Tindak kekerasan tanpa kita sadari
bermula dari perkembangan teknologi yaitu televisi. Dewasa ini televisi
bukanlah barang mewah dan sulit untuk diperoleh. Televisi memudahkan seseorang untuk mendapatkan
informasi dan hiburan. Akan tetapi tayangan televisi tanpa disadari memberikan
andil yang besar terhadap timbulnya tindak kekerasan. Seseorang cenderung
meniru sesuatu tindakan yang ada di televisi.

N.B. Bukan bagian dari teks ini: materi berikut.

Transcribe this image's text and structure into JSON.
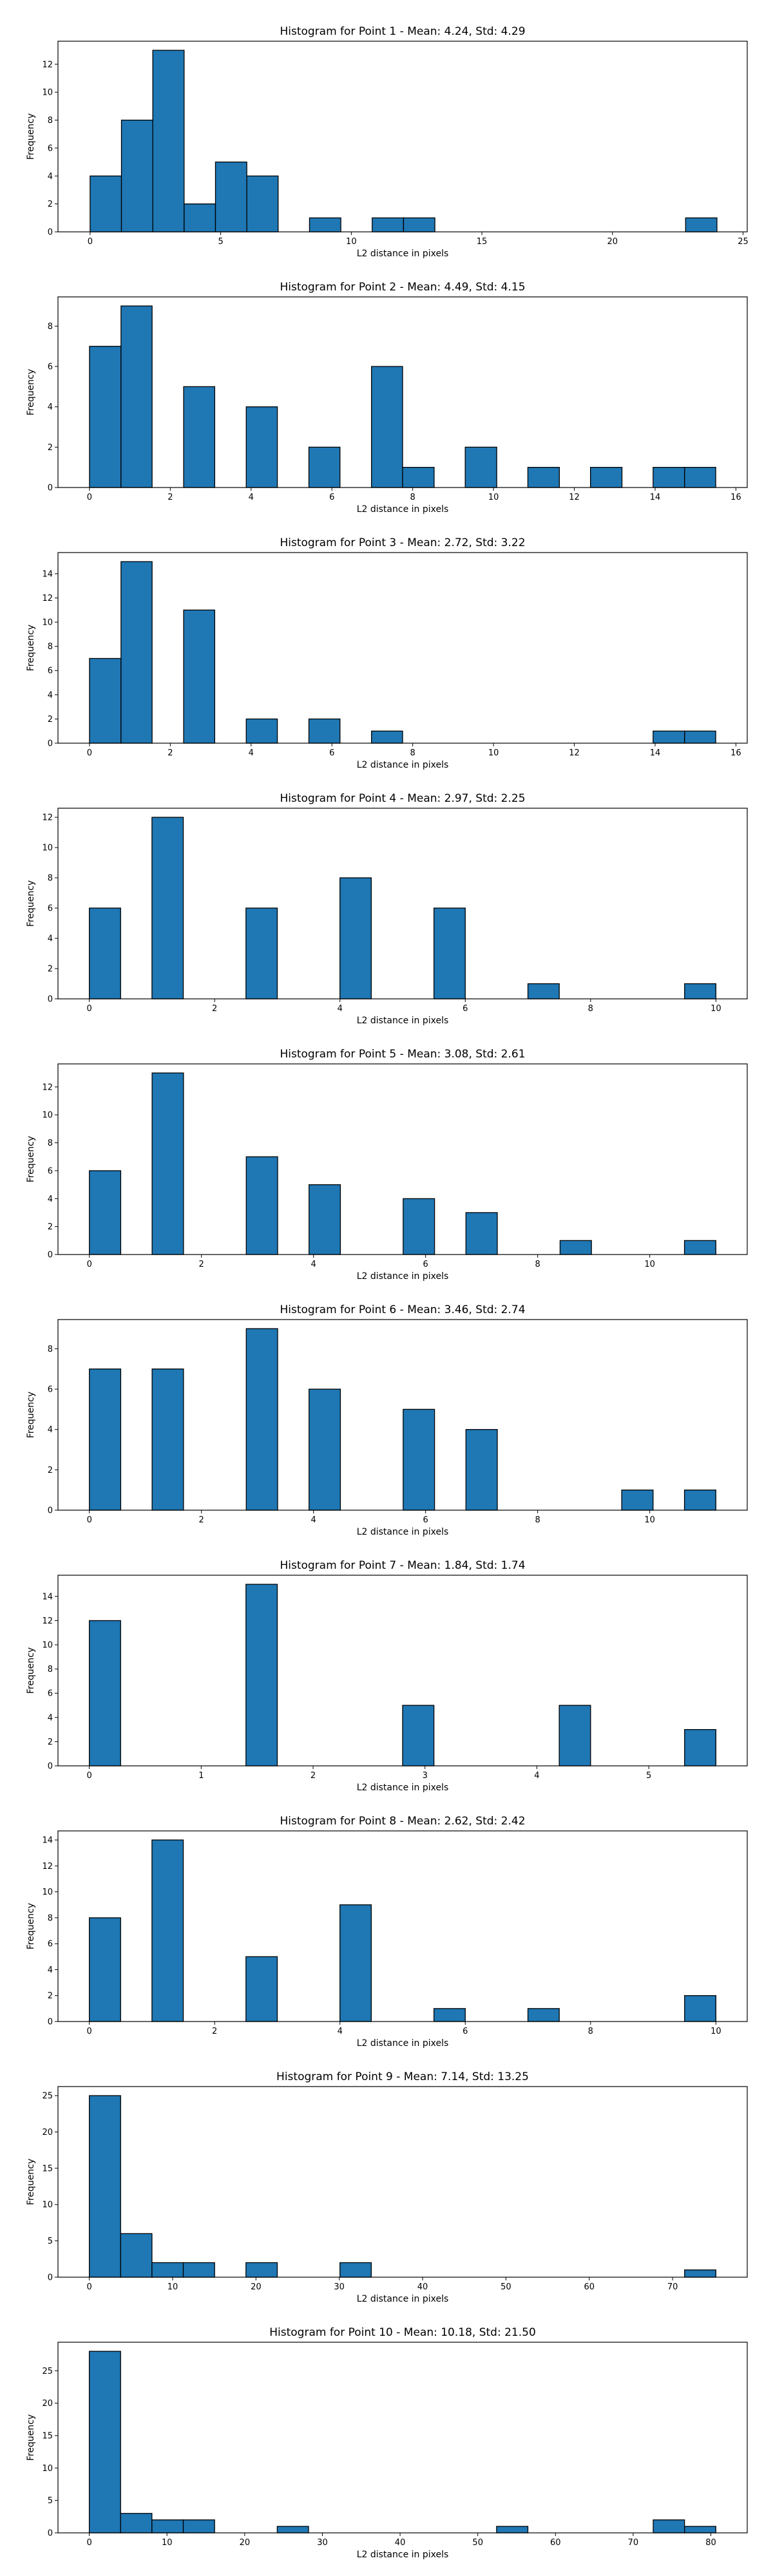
{
  "style": {
    "bar_color": "#1f77b4",
    "edge_color": "#000000",
    "background": "#ffffff"
  },
  "chart_data": [
    {
      "type": "bar",
      "title": "Histogram for Point 1 - Mean: 4.24, Std: 4.29",
      "xlabel": "L2 distance in pixels",
      "ylabel": "Frequency",
      "xlim": [
        -1.23,
        25.16
      ],
      "ylim": [
        0,
        13.65
      ],
      "xticks": [
        "0",
        "5",
        "10",
        "15",
        "20",
        "25"
      ],
      "xtick_values": [
        0,
        5,
        10,
        15,
        20,
        25
      ],
      "yticks": [
        "0",
        "2",
        "4",
        "6",
        "8",
        "10",
        "12"
      ],
      "ytick_values": [
        0,
        2,
        4,
        6,
        8,
        10,
        12
      ],
      "bins": [
        [
          0.0,
          1.2,
          4
        ],
        [
          1.2,
          2.4,
          8
        ],
        [
          2.4,
          3.6,
          13
        ],
        [
          3.6,
          4.8,
          2
        ],
        [
          4.8,
          6.0,
          5
        ],
        [
          6.0,
          7.2,
          4
        ],
        [
          8.4,
          9.6,
          1
        ],
        [
          10.8,
          12.0,
          1
        ],
        [
          12.0,
          13.2,
          1
        ],
        [
          22.8,
          24.0,
          1
        ]
      ]
    },
    {
      "type": "bar",
      "title": "Histogram for Point 2 - Mean: 4.49, Std: 4.15",
      "xlabel": "L2 distance in pixels",
      "ylabel": "Frequency",
      "xlim": [
        -0.78,
        16.28
      ],
      "ylim": [
        0,
        9.45
      ],
      "xticks": [
        "0",
        "2",
        "4",
        "6",
        "8",
        "10",
        "12",
        "14",
        "16"
      ],
      "xtick_values": [
        0,
        2,
        4,
        6,
        8,
        10,
        12,
        14,
        16
      ],
      "yticks": [
        "0",
        "2",
        "4",
        "6",
        "8"
      ],
      "ytick_values": [
        0,
        2,
        4,
        6,
        8
      ],
      "bins": [
        [
          0.0,
          0.78,
          7
        ],
        [
          0.78,
          1.55,
          9
        ],
        [
          2.33,
          3.1,
          5
        ],
        [
          3.88,
          4.65,
          4
        ],
        [
          5.43,
          6.2,
          2
        ],
        [
          6.98,
          7.75,
          6
        ],
        [
          7.75,
          8.53,
          1
        ],
        [
          9.3,
          10.08,
          2
        ],
        [
          10.85,
          11.63,
          1
        ],
        [
          12.4,
          13.18,
          1
        ],
        [
          13.95,
          14.73,
          1
        ],
        [
          14.73,
          15.5,
          1
        ]
      ]
    },
    {
      "type": "bar",
      "title": "Histogram for Point 3 - Mean: 2.72, Std: 3.22",
      "xlabel": "L2 distance in pixels",
      "ylabel": "Frequency",
      "xlim": [
        -0.78,
        16.28
      ],
      "ylim": [
        0,
        15.75
      ],
      "xticks": [
        "0",
        "2",
        "4",
        "6",
        "8",
        "10",
        "12",
        "14",
        "16"
      ],
      "xtick_values": [
        0,
        2,
        4,
        6,
        8,
        10,
        12,
        14,
        16
      ],
      "yticks": [
        "0",
        "2",
        "4",
        "6",
        "8",
        "10",
        "12",
        "14"
      ],
      "ytick_values": [
        0,
        2,
        4,
        6,
        8,
        10,
        12,
        14
      ],
      "bins": [
        [
          0.0,
          0.78,
          7
        ],
        [
          0.78,
          1.55,
          15
        ],
        [
          2.33,
          3.1,
          11
        ],
        [
          3.88,
          4.65,
          2
        ],
        [
          5.43,
          6.2,
          2
        ],
        [
          6.98,
          7.75,
          1
        ],
        [
          13.95,
          14.73,
          1
        ],
        [
          14.73,
          15.5,
          1
        ]
      ]
    },
    {
      "type": "bar",
      "title": "Histogram for Point 4 - Mean: 2.97, Std: 2.25",
      "xlabel": "L2 distance in pixels",
      "ylabel": "Frequency",
      "xlim": [
        -0.5,
        10.5
      ],
      "ylim": [
        0,
        12.6
      ],
      "xticks": [
        "0",
        "2",
        "4",
        "6",
        "8",
        "10"
      ],
      "xtick_values": [
        0,
        2,
        4,
        6,
        8,
        10
      ],
      "yticks": [
        "0",
        "2",
        "4",
        "6",
        "8",
        "10",
        "12"
      ],
      "ytick_values": [
        0,
        2,
        4,
        6,
        8,
        10,
        12
      ],
      "bins": [
        [
          0.0,
          0.5,
          6
        ],
        [
          1.0,
          1.5,
          12
        ],
        [
          2.5,
          3.0,
          6
        ],
        [
          4.0,
          4.5,
          8
        ],
        [
          5.5,
          6.0,
          6
        ],
        [
          7.0,
          7.5,
          1
        ],
        [
          9.5,
          10.0,
          1
        ]
      ]
    },
    {
      "type": "bar",
      "title": "Histogram for Point 5 - Mean: 3.08, Std: 2.61",
      "xlabel": "L2 distance in pixels",
      "ylabel": "Frequency",
      "xlim": [
        -0.56,
        11.74
      ],
      "ylim": [
        0,
        13.65
      ],
      "xticks": [
        "0",
        "2",
        "4",
        "6",
        "8",
        "10"
      ],
      "xtick_values": [
        0,
        2,
        4,
        6,
        8,
        10
      ],
      "yticks": [
        "0",
        "2",
        "4",
        "6",
        "8",
        "10",
        "12"
      ],
      "ytick_values": [
        0,
        2,
        4,
        6,
        8,
        10,
        12
      ],
      "bins": [
        [
          0.0,
          0.56,
          6
        ],
        [
          1.12,
          1.68,
          13
        ],
        [
          2.8,
          3.36,
          7
        ],
        [
          3.92,
          4.48,
          5
        ],
        [
          5.6,
          6.16,
          4
        ],
        [
          6.72,
          7.28,
          3
        ],
        [
          8.4,
          8.96,
          1
        ],
        [
          10.62,
          11.18,
          1
        ]
      ]
    },
    {
      "type": "bar",
      "title": "Histogram for Point 6 - Mean: 3.46, Std: 2.74",
      "xlabel": "L2 distance in pixels",
      "ylabel": "Frequency",
      "xlim": [
        -0.56,
        11.74
      ],
      "ylim": [
        0,
        9.45
      ],
      "xticks": [
        "0",
        "2",
        "4",
        "6",
        "8",
        "10"
      ],
      "xtick_values": [
        0,
        2,
        4,
        6,
        8,
        10
      ],
      "yticks": [
        "0",
        "2",
        "4",
        "6",
        "8"
      ],
      "ytick_values": [
        0,
        2,
        4,
        6,
        8
      ],
      "bins": [
        [
          0.0,
          0.56,
          7
        ],
        [
          1.12,
          1.68,
          7
        ],
        [
          2.8,
          3.36,
          9
        ],
        [
          3.92,
          4.48,
          6
        ],
        [
          5.6,
          6.16,
          5
        ],
        [
          6.72,
          7.28,
          4
        ],
        [
          9.5,
          10.06,
          1
        ],
        [
          10.62,
          11.18,
          1
        ]
      ]
    },
    {
      "type": "bar",
      "title": "Histogram for Point 7 - Mean: 1.84, Std: 1.74",
      "xlabel": "L2 distance in pixels",
      "ylabel": "Frequency",
      "xlim": [
        -0.28,
        5.88
      ],
      "ylim": [
        0,
        15.75
      ],
      "xticks": [
        "0",
        "1",
        "2",
        "3",
        "4",
        "5"
      ],
      "xtick_values": [
        0,
        1,
        2,
        3,
        4,
        5
      ],
      "yticks": [
        "0",
        "2",
        "4",
        "6",
        "8",
        "10",
        "12",
        "14"
      ],
      "ytick_values": [
        0,
        2,
        4,
        6,
        8,
        10,
        12,
        14
      ],
      "bins": [
        [
          0.0,
          0.28,
          12
        ],
        [
          1.4,
          1.68,
          15
        ],
        [
          2.8,
          3.08,
          5
        ],
        [
          4.2,
          4.48,
          5
        ],
        [
          5.32,
          5.6,
          3
        ]
      ]
    },
    {
      "type": "bar",
      "title": "Histogram for Point 8 - Mean: 2.62, Std: 2.42",
      "xlabel": "L2 distance in pixels",
      "ylabel": "Frequency",
      "xlim": [
        -0.5,
        10.5
      ],
      "ylim": [
        0,
        14.7
      ],
      "xticks": [
        "0",
        "2",
        "4",
        "6",
        "8",
        "10"
      ],
      "xtick_values": [
        0,
        2,
        4,
        6,
        8,
        10
      ],
      "yticks": [
        "0",
        "2",
        "4",
        "6",
        "8",
        "10",
        "12",
        "14"
      ],
      "ytick_values": [
        0,
        2,
        4,
        6,
        8,
        10,
        12,
        14
      ],
      "bins": [
        [
          0.0,
          0.5,
          8
        ],
        [
          1.0,
          1.5,
          14
        ],
        [
          2.5,
          3.0,
          5
        ],
        [
          4.0,
          4.5,
          9
        ],
        [
          5.5,
          6.0,
          1
        ],
        [
          7.0,
          7.5,
          1
        ],
        [
          9.5,
          10.0,
          2
        ]
      ]
    },
    {
      "type": "bar",
      "title": "Histogram for Point 9 - Mean: 7.14, Std: 13.25",
      "xlabel": "L2 distance in pixels",
      "ylabel": "Frequency",
      "xlim": [
        -3.76,
        78.96
      ],
      "ylim": [
        0,
        26.25
      ],
      "xticks": [
        "0",
        "10",
        "20",
        "30",
        "40",
        "50",
        "60",
        "70"
      ],
      "xtick_values": [
        0,
        10,
        20,
        30,
        40,
        50,
        60,
        70
      ],
      "yticks": [
        "0",
        "5",
        "10",
        "15",
        "20",
        "25"
      ],
      "ytick_values": [
        0,
        5,
        10,
        15,
        20,
        25
      ],
      "bins": [
        [
          0.0,
          3.76,
          25
        ],
        [
          3.76,
          7.52,
          6
        ],
        [
          7.52,
          11.28,
          2
        ],
        [
          11.28,
          15.04,
          2
        ],
        [
          18.8,
          22.56,
          2
        ],
        [
          30.08,
          33.84,
          2
        ],
        [
          71.44,
          75.2,
          1
        ]
      ]
    },
    {
      "type": "bar",
      "title": "Histogram for Point 10 - Mean: 10.18, Std: 21.50",
      "xlabel": "L2 distance in pixels",
      "ylabel": "Frequency",
      "xlim": [
        -4.03,
        84.68
      ],
      "ylim": [
        0,
        29.4
      ],
      "xticks": [
        "0",
        "10",
        "20",
        "30",
        "40",
        "50",
        "60",
        "70",
        "80"
      ],
      "xtick_values": [
        0,
        10,
        20,
        30,
        40,
        50,
        60,
        70,
        80
      ],
      "yticks": [
        "0",
        "5",
        "10",
        "15",
        "20",
        "25"
      ],
      "ytick_values": [
        0,
        5,
        10,
        15,
        20,
        25
      ],
      "bins": [
        [
          0.0,
          4.03,
          28
        ],
        [
          4.03,
          8.06,
          3
        ],
        [
          8.06,
          12.1,
          2
        ],
        [
          12.1,
          16.13,
          2
        ],
        [
          24.19,
          28.22,
          1
        ],
        [
          52.42,
          56.45,
          1
        ],
        [
          72.58,
          76.61,
          2
        ],
        [
          76.61,
          80.64,
          1
        ]
      ]
    }
  ]
}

Oleh karena itu diperlukanya
solusi terhadap bentuk tindakkan kekerasan yang muncul.
Dalam
usaha mencari solusi tersebut penulis mengaitkan dengan pancasila buddhis, karena pada dasarnya semua bentuk tindak
kekerasan yang timbul bermula dari pelanggaran pancasila buddhis. Atas dasar tersebutlah penulis mengambil judul ”Aplikasi Pancasila Buddhis
untuk Mengatasi Kekerasan.”
B. Rumusan Masalah
Penulisan
paper ini memiliki dua objek, yaitu tindak kekerasan dan pancasila buddhis. Maka dari itu, penulis membagi Bab Pembahasan
menjadi subbab. Subbab pertama, membahas tentang pengertian tindak kekerasan.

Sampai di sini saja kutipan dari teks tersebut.